Il apparaît ainsi que depuis le mois de juillet 2014, les recherches de reclassement de la société Sterna n’ont pas été sérieuses et loyales, en ce qu’aucune proposition, adaptation ou aménagement, transformations ou mutation n’a été envisagée pour pouvoir fournir à M. [H] un poste administratif adapté à son état de santé et à ses compétences, étant précisé qu’il n’est pas démontré non plus que M. [H] ait refusé du travail. Ainsi l’employeur ne prouve pas que l’absence totale de fourniture de travail à au salarié entre juillet 2014 et janvier 2023 serait justifiée par des éléments objectifs étrangers à toute discrimination.

II- b) Sur la suppression des primes BENAC et semestrielles

Si M. [H] a continué à percevoir son salaire sur la base de 200 heures, alors même qu’il ne travaillait pas, il est constant qu’il n’a pas perçu la prime BENAC, ni la prime semestrielle.

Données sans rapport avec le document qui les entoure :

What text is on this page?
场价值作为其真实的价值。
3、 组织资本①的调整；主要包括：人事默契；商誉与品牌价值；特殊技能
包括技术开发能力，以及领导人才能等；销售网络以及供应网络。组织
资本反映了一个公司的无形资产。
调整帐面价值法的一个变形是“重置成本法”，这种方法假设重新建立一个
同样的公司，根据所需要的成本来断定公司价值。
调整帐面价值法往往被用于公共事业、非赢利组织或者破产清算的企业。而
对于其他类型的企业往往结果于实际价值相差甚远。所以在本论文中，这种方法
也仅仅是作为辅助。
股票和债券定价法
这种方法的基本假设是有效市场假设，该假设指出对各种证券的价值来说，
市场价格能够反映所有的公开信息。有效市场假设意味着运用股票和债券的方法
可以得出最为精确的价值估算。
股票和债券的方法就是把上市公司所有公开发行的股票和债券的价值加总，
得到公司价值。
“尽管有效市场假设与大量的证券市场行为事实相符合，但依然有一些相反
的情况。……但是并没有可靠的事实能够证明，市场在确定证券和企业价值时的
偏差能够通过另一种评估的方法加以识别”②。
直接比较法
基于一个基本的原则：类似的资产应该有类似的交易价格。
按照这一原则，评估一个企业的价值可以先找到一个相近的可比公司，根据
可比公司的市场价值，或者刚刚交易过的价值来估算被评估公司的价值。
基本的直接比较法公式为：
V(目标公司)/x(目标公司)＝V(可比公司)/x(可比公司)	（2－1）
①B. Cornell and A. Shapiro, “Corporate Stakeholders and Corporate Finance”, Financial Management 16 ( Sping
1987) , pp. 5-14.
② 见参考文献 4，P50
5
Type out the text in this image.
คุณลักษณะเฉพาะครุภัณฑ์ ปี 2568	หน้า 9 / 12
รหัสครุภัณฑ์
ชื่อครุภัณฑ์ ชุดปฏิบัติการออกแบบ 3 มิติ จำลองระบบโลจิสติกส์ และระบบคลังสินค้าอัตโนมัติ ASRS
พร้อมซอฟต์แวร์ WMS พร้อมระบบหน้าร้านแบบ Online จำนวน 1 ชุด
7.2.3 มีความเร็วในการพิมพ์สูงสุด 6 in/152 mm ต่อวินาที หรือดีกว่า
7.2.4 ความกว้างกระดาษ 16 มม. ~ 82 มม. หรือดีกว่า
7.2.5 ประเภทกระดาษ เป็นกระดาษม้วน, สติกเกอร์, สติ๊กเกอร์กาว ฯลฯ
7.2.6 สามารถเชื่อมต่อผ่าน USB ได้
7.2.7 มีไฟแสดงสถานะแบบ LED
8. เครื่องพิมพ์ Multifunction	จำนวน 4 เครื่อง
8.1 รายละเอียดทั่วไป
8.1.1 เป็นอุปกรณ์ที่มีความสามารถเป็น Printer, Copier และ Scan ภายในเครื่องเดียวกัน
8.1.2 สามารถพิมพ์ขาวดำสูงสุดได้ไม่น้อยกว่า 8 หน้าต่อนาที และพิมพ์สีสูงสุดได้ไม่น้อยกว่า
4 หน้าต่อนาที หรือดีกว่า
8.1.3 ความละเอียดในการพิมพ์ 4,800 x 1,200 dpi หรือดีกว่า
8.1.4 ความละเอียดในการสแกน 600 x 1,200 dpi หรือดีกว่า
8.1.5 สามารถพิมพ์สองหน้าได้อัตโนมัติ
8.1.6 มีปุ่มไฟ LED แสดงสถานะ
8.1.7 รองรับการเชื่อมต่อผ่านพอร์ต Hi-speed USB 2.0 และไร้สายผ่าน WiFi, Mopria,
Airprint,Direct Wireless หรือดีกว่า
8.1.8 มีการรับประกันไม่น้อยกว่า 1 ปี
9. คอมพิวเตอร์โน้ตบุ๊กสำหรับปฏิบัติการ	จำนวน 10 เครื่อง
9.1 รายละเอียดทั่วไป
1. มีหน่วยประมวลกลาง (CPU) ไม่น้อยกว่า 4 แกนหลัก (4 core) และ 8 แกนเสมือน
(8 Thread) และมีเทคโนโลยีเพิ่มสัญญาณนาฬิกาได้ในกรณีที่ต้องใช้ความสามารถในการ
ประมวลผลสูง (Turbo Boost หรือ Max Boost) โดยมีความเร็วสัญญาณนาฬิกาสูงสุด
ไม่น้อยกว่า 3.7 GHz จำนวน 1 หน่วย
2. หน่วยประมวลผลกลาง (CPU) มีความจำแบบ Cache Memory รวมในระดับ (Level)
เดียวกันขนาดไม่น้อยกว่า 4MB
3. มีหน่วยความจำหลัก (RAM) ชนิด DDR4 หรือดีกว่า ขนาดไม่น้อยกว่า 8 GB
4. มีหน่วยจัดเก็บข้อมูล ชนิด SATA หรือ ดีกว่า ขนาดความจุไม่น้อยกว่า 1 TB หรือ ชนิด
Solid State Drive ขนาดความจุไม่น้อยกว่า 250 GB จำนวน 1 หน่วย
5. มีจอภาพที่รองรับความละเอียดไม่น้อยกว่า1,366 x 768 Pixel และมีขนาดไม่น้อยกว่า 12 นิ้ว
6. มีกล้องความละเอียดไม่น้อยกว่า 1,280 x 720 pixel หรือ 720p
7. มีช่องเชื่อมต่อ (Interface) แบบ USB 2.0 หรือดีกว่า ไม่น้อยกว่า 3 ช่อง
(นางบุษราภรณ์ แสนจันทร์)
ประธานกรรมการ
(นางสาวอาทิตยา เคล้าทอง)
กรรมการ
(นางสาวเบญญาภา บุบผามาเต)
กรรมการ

La société Sterna fait valoir que ces primes ne sont pas dues au salarié en l’absence de travail effectif. Toutefois, ainsi que l’ont justement retenu les premiers juges, dans la mesure où il est établi que cette absence totale d’activité est imputable à l’employeur, il ne saurait se prévaloir de sa propre turpitude pour justifier de façon objective et indépendamment de toute volonté discriminatoire le non paiement des primes.

Ainsi, au vu de l’ensemble de ces éléments, il est établi de manière incontestable que M. [H] a été victime de discrimination en raison de son appartenance syndicale et/ou de son état de santé, cette situation s’apparentant également à un comportement harcelant eu égard à son inscription dans le temps et à son caractère répétitif.

Au préjudice financier résultant de la non perception des primes (de l’ordre de 50 euros maximum par mois pour la prime BENAC et de l’ordre de 300 euros maximum par an pour les deux autres primes, la prime de vacances ayant succédé à l’ancienne prime semestrielle), s’ajoute le préjudice moral subi par M. [H] qui se voit imposer, depuis maintenant sept ans une inactivité entraînant nécessairement une perte de pratique professionnelle et une absence de formation qui obère, de surcroît, ses perspectives de reprise de travail.

Au vu de l’ensemble de ces éléments, les premiers juges ont justement apprécié le préjudice subi par M. [H] en lui allouant la somme de 10 000 euros à titre de dommages et intérêts pour l’ensemble des faits d’exécution défectueuse discriminatoire du contrat de travail. Le jugement entrepris est donc confirmé.

IV – Sur la demande indemnitaire du syndicat CFDT des métiers du transport de Normandie

L’atteinte à l’exercice du droit syndical a justement été évaluée et indemnisée par les premiers juges. En, conséquence, il convient de confirmer la décision entreprise sur ce point.

V – Sur les dépens et frais irrépétibles

En qualité de partie succombante , il y a lieu de condamner la société Sterna aux entiers dépens, de la débouter de sa demande formulée en application de l’article 700 du code de procédure civile et de la condamner à payer à M. [H] la somme de 1 200 euros au titre des frais irrépétibles exposés en cause d’appel. En revanche, il n’y a pas lieu de faire droit à la demande présentée à ce titre par le syndicat CFDT des métiers du transport de Normandie.